Brougham Place, Edinburgh
I’m almost ashamed to admit that, in all my years on this planet, I have never eaten Korean food before – and we pass by this neat, pristine little restaurant on Brougham Place nearly every day of our lives on our way to the Quartermile – so, we tell ourselves, why not give it a whirl? I’m very glad we do.
There’s a scrupulously clean interior and a decidedly friendly atmosphere at the Ong Gie. A gentleman called Wan strolls over to the table and introduces himself. This is his place, he tells us and, if we need recommendations or advice, he’s happy to oblige. Wan, it has to be said, is a bit of a charmer and in moments we’re chatting happily away as if we’ve known each other for years. I can’t help feeling that every restaurant should have somebody like Wan front of house.
For starters, we choose two dishes – Jumbo Chicken Wings and Seafood Pancakes with spring onion and courgettes. The former are just what we expect – four generously sized pieces of chicken with a crispy coating and a deliciously sticky sweet chilli sauce. The other starter, however, is a real surprise – four chunky potato pancakes, generously stuffed with prawns and satisfyingly glutinous. These have a soy dipping sauce. Both starters are spot on and we look forward to the main courses. (I should perhaps point out that the service here is excellent, Wan clearly running the place with precision.)
For mains we order Crispy Rice with Seafood Stew – the rice makes a deliciously crunchy base onto which is poured an aromatic casserole featuring king prawns, mussels and squid. There’s a lovely touch of theatre when the stew is poured onto the rice at the table making a delightful hissing sound. Talking of theatre, we also opt for the Yang Gogi Jumool Luk, which is a lamb barbecue. It hasn’t escaped our notice that set into each table is a rectangular grill. The spicy marinated lamb is brought to the table in a bowl and we are invited to cook it ourselves, bit-by-bit or all at once.
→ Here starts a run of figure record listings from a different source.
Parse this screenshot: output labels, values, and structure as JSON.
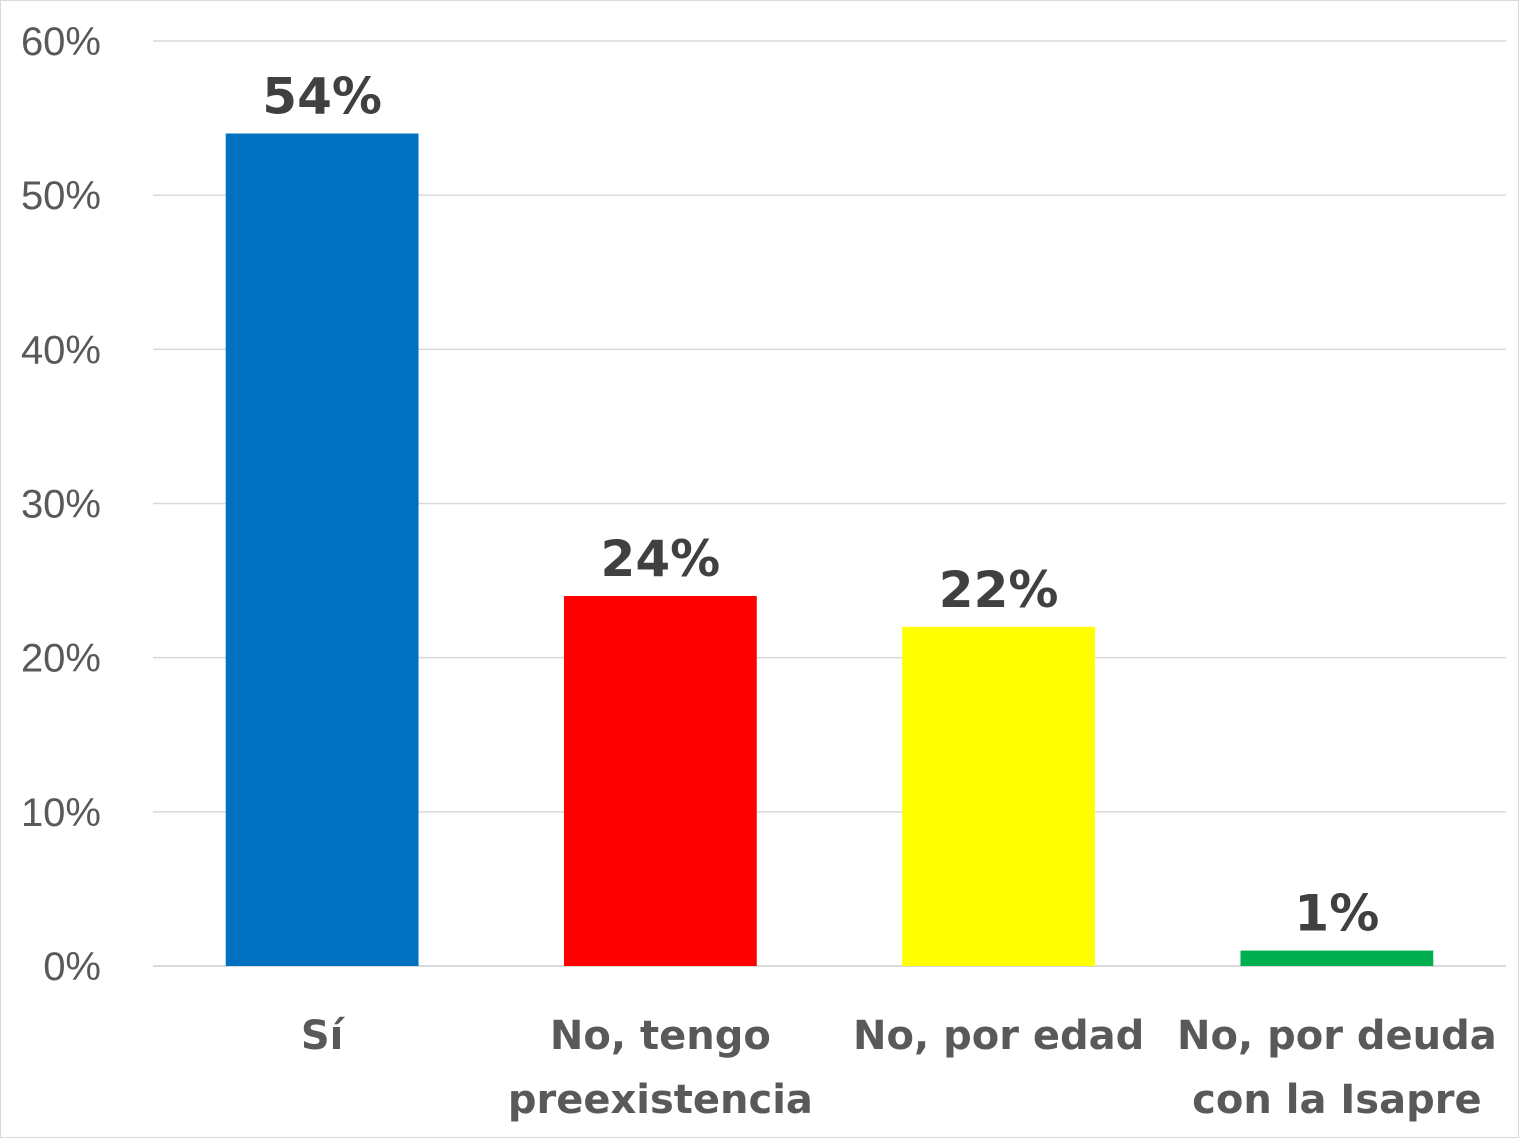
{
  "chart_data": {
    "type": "bar",
    "title": "",
    "xlabel": "",
    "ylabel": "",
    "categories": [
      [
        "Sí"
      ],
      [
        "No, tengo",
        "preexistencia"
      ],
      [
        "No, por edad"
      ],
      [
        "No, por deuda",
        "con la Isapre"
      ]
    ],
    "values": [
      54,
      24,
      22,
      1
    ],
    "data_labels": [
      "54%",
      "24%",
      "22%",
      "1%"
    ],
    "colors": [
      "#0070C0",
      "#FF0000",
      "#FFFF00",
      "#00B050"
    ],
    "ylim": [
      0,
      60
    ],
    "yticks": [
      0,
      10,
      20,
      30,
      40,
      50,
      60
    ],
    "ytick_labels": [
      "0%",
      "10%",
      "20%",
      "30%",
      "40%",
      "50%",
      "60%"
    ],
    "grid": true,
    "legend": "none"
  }
}
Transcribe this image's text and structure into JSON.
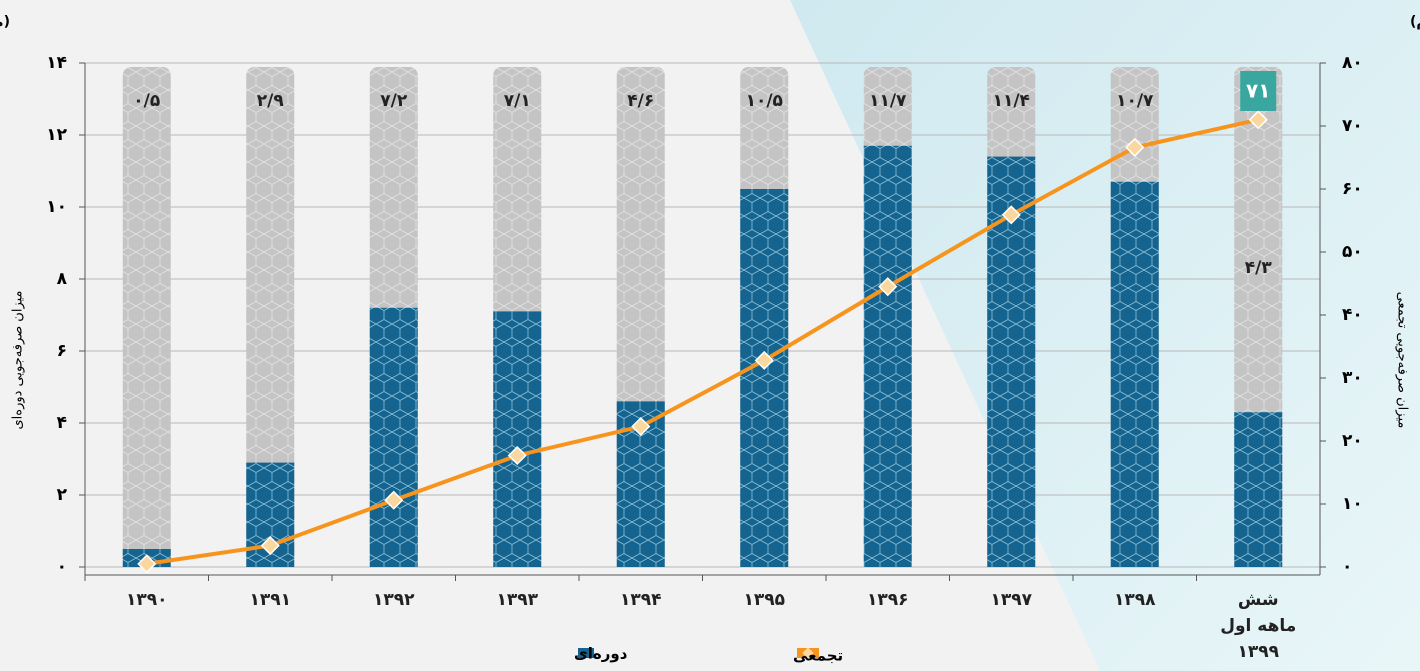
{
  "chart_data": {
    "type": "bar-line",
    "left_unit": "(میلیون  بشکه نفت خام)",
    "right_unit": "(میلیون بشکه نفت خام)",
    "y_label": "میزان صرفه‌جویی دوره‌ای",
    "y2_label": "میزان صرفه‌جویی تجمعی",
    "categories": [
      "۱۳۹۰",
      "۱۳۹۱",
      "۱۳۹۲",
      "۱۳۹۳",
      "۱۳۹۴",
      "۱۳۹۵",
      "۱۳۹۶",
      "۱۳۹۷",
      "۱۳۹۸",
      "شش ماهه اول ۱۳۹۹"
    ],
    "series": [
      {
        "name": "دوره‌ای",
        "type": "bar",
        "color": "#14648f",
        "values": [
          0.5,
          2.9,
          7.2,
          7.1,
          4.6,
          10.5,
          11.7,
          11.4,
          10.7,
          4.3
        ],
        "value_labels": [
          "۰/۵",
          "۲/۹",
          "۷/۲",
          "۷/۱",
          "۴/۶",
          "۱۰/۵",
          "۱۱/۷",
          "۱۱/۴",
          "۱۰/۷",
          "۴/۳"
        ]
      },
      {
        "name": "تجمعی",
        "type": "line",
        "axis": "y2",
        "color": "#f7941d",
        "values": [
          0.5,
          3.4,
          10.6,
          17.7,
          22.3,
          32.8,
          44.5,
          55.9,
          66.6,
          71
        ],
        "value_labels": [
          null,
          null,
          null,
          null,
          null,
          null,
          null,
          null,
          null,
          "۷۱"
        ]
      }
    ],
    "ylim": [
      0,
      14
    ],
    "yticks": [
      {
        "value": 0,
        "label": "۰"
      },
      {
        "value": 2,
        "label": "۲"
      },
      {
        "value": 4,
        "label": "۴"
      },
      {
        "value": 6,
        "label": "۶"
      },
      {
        "value": 8,
        "label": "۸"
      },
      {
        "value": 10,
        "label": "۱۰"
      },
      {
        "value": 12,
        "label": "۱۲"
      },
      {
        "value": 14,
        "label": "۱۴"
      }
    ],
    "y2lim": [
      0,
      80
    ],
    "y2ticks": [
      {
        "value": 0,
        "label": "۰"
      },
      {
        "value": 10,
        "label": "۱۰"
      },
      {
        "value": 20,
        "label": "۲۰"
      },
      {
        "value": 30,
        "label": "۳۰"
      },
      {
        "value": 40,
        "label": "۴۰"
      },
      {
        "value": 50,
        "label": "۵۰"
      },
      {
        "value": 60,
        "label": "۶۰"
      },
      {
        "value": 70,
        "label": "۷۰"
      },
      {
        "value": 80,
        "label": "۸۰"
      }
    ],
    "grid": true
  }
}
It certainly makes for an appetising experience as the meat hisses and sizzles in front of our very eyes. Once it’s done to our satisfaction, we pop it into a lettuce leaf, add some sauces to taste and away we go. With the main courses we share a bowl of Udon noodles, served cold and simply perfect to cut through the exotic flavours of the marinaded meat.
As if all this isn’t exciting enough, I feel I have to say something about the price. This place is extraordinary value for money. Our meal for two, including a bottle of prosecco and a Tsingtao beer, comes to around sixty pounds. Have we enjoyed our first meal of Korean food? Oh yes we have. Would we recommend it to others? In a heartbeat. And will we be coming back again. Try and stop us.